As palavras claras e decididas com as quais o Papa Francisco condenou reiteradamente a pena de morte deviam encontrar confirmação também no Catecismo da Igreja Católica. No discurso pronunciado em outubro passado, por ocasião do vigésimo quinto aniversário da sua publicação, o Pontífice tinha abordado explicitamente a questão, afirmando que o tema deveria encontrar no Catecismo “um espaço mais adequado e coerente”. Em continuidade com o magistério precedente, em particular com as afirmações de João Paulo II e Bento XVI, o Papa quis salientar a dignidade da pessoa, que de modo algum pode ser humilhada, nem ostracizada: “Deve-se afirmar energicamente que a condenação à pena de morte é uma medida desumana que, independentemente do modo como for realizada, humilha a dignidade pessoal. Em si mesma, é contrária ao Evangelho”.

Portanto, com a nova formulação do n. 2267 do Catecismo, a Igreja dá um passo decisivo na promoção da dignidade de cada pessoa, independentemente do crime que possa ter cometido, e condena de modo explícito a pena de morte. A formulação permite entender algumas instâncias inovadoras que abrem o caminho para um compromisso de ulterior responsabilidade pela vida dos crentes, sobretudo nos numerosos países onde ainda persiste a pena de morte.
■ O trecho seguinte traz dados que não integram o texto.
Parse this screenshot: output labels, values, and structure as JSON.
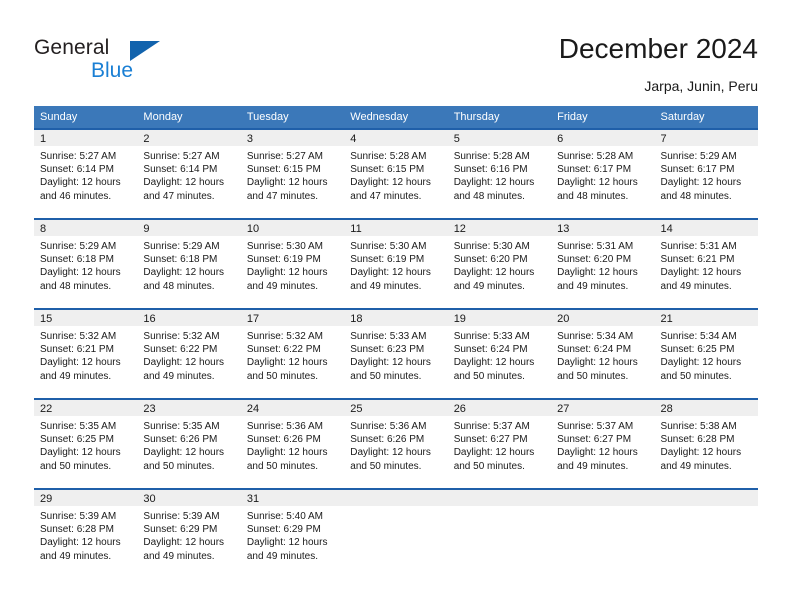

O texto não só remete para uma “mais viva consciência” que sobressai de modo cada vez mais convicto na população, e em especial entre as jovens gerações, chamadas a assumir uma nova cultura a favor da vida humana. Uma leitura atenta permite verificar que, nestas últimas décadas, a Igreja realizou um verdadeiro progresso na compreensão do ensinamento sobre a dignidade da pessoa e, por conseguinte, na reformulação do seu pensamento acerca da pena de morte.

Ter em conta a aumentada sensibilidade do povo cristão é certamente um facto qualificador. Realçar que hoje os Estados têm à disposição muitos sistemas de defesa para a salvaguarda da população, e que foram dispostas formas de detenção que anulam o perigo e o trauma da violência contra as pessoas inocentes, é igualmente um elemento determinante.

E no entanto isto não é suficiente. O novo texto do Catecismo afirma que “a Igreja ensina à luz do Evangelho que a pena de morte é inadmissível, porque atenta contra a inviolabilidade e dignidade da pessoa”. Esta passagem mostra em toda a sua evidência que estamos diante de um verdadeiro progresso dogmático com o qual se explicita um conteúdo da fé que amadureceu gradualmente, até fazer compreender a insustentabilidade da pena de morte nos nossos dias.

A carta da Congregação da doutrina da fé aos bispos, que acompanha o novo texto do Catecismo, manifesta a preocupação de evidenciar como o novo conteúdo está em continuidade com o magistério precedente. Contudo, não se pode deixar de relevar que a forte tomada de posição do Papa Francisco permite entender o progresso que se está a realizar. Além disso, no discurso de outubro passado, precisamente o Pontífice, retomando de João XXIII as palavras de inauguração do Concílio Vaticano II, desenvolvia o seu pensamento com dois verbos: conservar e progredir.

Conservar o depósito da fé não significa mumificá-lo, mas torná-lo cada vez mais conforme com a sua própria natureza e permitir que a verdade de fé seja capaz de responder às interrogações de cada geração. A Tradição não é representável como um inseto aprisionado no âmbar, usando uma colorida expressão inglesa. Se fosse assim, tê-la-íamos destruído. Ao contrário, o ensinamento de fé da Igreja é um anúncio, uma palavra que permanece viva para estimular sempre, em toda a parte e todos, a uma tomada de posição livre para o compromisso na transformação do mundo.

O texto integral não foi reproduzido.